Categorie: Volwassenen

  • 27 november

    Straf voor onze zonde?

    Vroeger, en tegenwoordig helaas ook nog wel eens, zei men als iemand getroffen werd door tegenspoed, zoals ziekte: “Het is een straf van God. Hij heeft die en die zonde begaan, en God laat hem daar nu voor boeten.” Je zou er bang van worden, als je niet wist dat de Bijbel iets anders zegt.

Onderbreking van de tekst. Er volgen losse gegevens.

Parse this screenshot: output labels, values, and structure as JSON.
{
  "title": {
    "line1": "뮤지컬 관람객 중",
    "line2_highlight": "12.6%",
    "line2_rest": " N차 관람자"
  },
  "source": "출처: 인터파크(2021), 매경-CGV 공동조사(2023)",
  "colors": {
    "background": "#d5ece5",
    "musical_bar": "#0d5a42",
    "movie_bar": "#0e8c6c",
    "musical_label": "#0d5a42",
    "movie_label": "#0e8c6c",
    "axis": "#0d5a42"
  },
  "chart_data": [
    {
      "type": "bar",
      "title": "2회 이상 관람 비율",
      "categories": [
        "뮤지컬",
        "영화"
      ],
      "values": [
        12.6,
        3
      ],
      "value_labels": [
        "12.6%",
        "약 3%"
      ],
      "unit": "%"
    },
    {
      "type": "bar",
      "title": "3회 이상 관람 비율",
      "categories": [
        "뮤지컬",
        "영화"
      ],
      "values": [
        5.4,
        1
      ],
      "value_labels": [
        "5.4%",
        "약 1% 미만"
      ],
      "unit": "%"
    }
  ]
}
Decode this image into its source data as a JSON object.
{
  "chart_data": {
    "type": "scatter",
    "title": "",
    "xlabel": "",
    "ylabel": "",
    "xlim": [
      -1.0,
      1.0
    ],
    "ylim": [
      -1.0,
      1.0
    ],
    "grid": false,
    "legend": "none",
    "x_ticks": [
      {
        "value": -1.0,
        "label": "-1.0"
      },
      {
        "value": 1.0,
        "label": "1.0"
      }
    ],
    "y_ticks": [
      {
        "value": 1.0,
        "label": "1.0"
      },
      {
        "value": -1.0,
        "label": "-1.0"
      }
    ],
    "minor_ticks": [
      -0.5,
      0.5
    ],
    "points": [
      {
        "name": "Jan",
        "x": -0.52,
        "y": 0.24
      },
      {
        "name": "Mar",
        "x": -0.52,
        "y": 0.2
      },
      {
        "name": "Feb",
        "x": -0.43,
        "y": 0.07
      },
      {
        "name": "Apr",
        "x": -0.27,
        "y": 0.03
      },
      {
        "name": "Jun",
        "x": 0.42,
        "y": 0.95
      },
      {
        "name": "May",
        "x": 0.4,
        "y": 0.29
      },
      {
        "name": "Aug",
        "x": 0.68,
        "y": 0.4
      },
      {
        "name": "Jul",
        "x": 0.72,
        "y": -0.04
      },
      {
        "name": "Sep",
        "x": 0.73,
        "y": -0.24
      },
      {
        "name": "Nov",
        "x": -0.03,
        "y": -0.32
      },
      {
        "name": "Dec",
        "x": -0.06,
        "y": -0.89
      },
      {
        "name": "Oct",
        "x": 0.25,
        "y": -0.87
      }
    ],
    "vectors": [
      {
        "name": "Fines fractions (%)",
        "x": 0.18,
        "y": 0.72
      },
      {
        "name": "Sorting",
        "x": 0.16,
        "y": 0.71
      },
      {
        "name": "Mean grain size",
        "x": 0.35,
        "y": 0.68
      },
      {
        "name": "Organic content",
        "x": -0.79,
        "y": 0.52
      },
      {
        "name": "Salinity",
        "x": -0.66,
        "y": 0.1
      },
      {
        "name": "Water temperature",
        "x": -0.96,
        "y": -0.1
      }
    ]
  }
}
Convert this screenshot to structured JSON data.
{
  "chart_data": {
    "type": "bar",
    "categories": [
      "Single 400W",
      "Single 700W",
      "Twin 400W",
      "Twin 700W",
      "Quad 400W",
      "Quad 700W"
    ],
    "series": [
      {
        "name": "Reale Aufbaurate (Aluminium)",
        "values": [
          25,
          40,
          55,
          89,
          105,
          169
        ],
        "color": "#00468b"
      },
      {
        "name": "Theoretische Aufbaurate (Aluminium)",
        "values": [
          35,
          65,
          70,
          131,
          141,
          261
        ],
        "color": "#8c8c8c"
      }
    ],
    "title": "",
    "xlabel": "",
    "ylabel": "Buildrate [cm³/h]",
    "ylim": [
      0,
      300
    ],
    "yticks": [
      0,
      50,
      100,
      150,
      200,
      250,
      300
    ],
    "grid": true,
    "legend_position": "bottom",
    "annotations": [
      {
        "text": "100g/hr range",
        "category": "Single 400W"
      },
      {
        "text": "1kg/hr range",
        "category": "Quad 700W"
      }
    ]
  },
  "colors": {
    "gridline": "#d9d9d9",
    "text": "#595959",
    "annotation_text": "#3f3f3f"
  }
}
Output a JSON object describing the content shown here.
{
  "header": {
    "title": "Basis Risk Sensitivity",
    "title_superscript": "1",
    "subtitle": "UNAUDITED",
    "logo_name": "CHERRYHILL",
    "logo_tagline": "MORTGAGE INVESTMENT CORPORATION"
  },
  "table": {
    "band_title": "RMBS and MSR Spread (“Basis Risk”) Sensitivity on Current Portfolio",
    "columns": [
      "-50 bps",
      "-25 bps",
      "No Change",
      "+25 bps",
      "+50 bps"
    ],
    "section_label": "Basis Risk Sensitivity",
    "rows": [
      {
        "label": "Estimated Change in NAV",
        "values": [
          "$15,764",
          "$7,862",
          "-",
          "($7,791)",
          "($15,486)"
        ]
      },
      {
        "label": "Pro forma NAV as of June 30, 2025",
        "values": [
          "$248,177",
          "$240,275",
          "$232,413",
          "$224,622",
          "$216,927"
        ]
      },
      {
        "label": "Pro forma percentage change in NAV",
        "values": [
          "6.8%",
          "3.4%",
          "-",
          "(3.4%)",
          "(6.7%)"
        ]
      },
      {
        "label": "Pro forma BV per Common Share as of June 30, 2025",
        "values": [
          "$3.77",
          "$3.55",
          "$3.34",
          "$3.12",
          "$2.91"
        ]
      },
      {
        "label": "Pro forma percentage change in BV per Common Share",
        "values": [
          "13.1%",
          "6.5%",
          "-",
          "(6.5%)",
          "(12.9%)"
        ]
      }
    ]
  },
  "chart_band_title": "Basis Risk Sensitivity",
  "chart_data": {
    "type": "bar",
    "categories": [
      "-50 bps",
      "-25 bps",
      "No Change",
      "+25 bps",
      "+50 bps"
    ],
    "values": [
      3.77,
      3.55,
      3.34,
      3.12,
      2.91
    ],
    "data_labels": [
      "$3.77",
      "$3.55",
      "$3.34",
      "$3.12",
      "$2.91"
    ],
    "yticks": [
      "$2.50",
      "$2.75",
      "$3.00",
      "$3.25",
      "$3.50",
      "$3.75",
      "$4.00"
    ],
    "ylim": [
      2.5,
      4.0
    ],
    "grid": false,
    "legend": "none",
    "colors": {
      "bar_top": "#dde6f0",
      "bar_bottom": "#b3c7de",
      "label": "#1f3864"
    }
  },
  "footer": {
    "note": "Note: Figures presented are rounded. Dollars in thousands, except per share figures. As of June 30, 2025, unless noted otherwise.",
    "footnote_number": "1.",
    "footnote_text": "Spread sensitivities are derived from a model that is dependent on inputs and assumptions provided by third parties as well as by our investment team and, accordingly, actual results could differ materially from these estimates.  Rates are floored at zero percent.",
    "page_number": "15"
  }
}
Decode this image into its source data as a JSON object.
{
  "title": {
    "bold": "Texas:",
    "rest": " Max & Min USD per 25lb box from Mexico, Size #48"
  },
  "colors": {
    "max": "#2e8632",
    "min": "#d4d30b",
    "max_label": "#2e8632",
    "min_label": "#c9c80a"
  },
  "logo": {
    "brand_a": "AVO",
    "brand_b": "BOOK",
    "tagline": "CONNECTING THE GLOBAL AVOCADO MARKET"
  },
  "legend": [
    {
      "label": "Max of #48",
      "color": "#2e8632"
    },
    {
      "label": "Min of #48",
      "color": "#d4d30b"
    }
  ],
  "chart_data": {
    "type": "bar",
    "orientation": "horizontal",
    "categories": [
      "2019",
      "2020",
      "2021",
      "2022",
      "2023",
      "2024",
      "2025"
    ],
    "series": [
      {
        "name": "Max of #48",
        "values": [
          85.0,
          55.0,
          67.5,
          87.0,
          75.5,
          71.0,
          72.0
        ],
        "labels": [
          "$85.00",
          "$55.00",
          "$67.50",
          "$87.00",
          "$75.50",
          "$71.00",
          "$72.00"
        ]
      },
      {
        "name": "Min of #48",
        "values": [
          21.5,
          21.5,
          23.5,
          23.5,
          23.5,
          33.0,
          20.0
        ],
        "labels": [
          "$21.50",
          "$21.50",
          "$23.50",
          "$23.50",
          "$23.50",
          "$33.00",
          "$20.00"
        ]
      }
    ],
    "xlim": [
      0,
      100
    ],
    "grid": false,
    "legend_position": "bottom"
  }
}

    Gods Woord zegt dat de Heer eens en voor altijd voor onze zonden geboet heeft aan het kruis. Alle zonden van de mensheid zijn sindsdien weggedaan, “zo ver als het oosten verwijderd is van het westen.” (Psalm 103:12). Er is al gestraft, dus dat hoeft gelukkig niet nog eens gedaan te worden. Als we iets verkeerd doen, straft de Heer ons niet. Hij ziet onze nieuwe mens aan, die volmaakt is in Christus. Hij voedt ons op, wat soms zwaar is, maar laat ons niet meer boeten voor zaken waar lang geleden al voor geboet is.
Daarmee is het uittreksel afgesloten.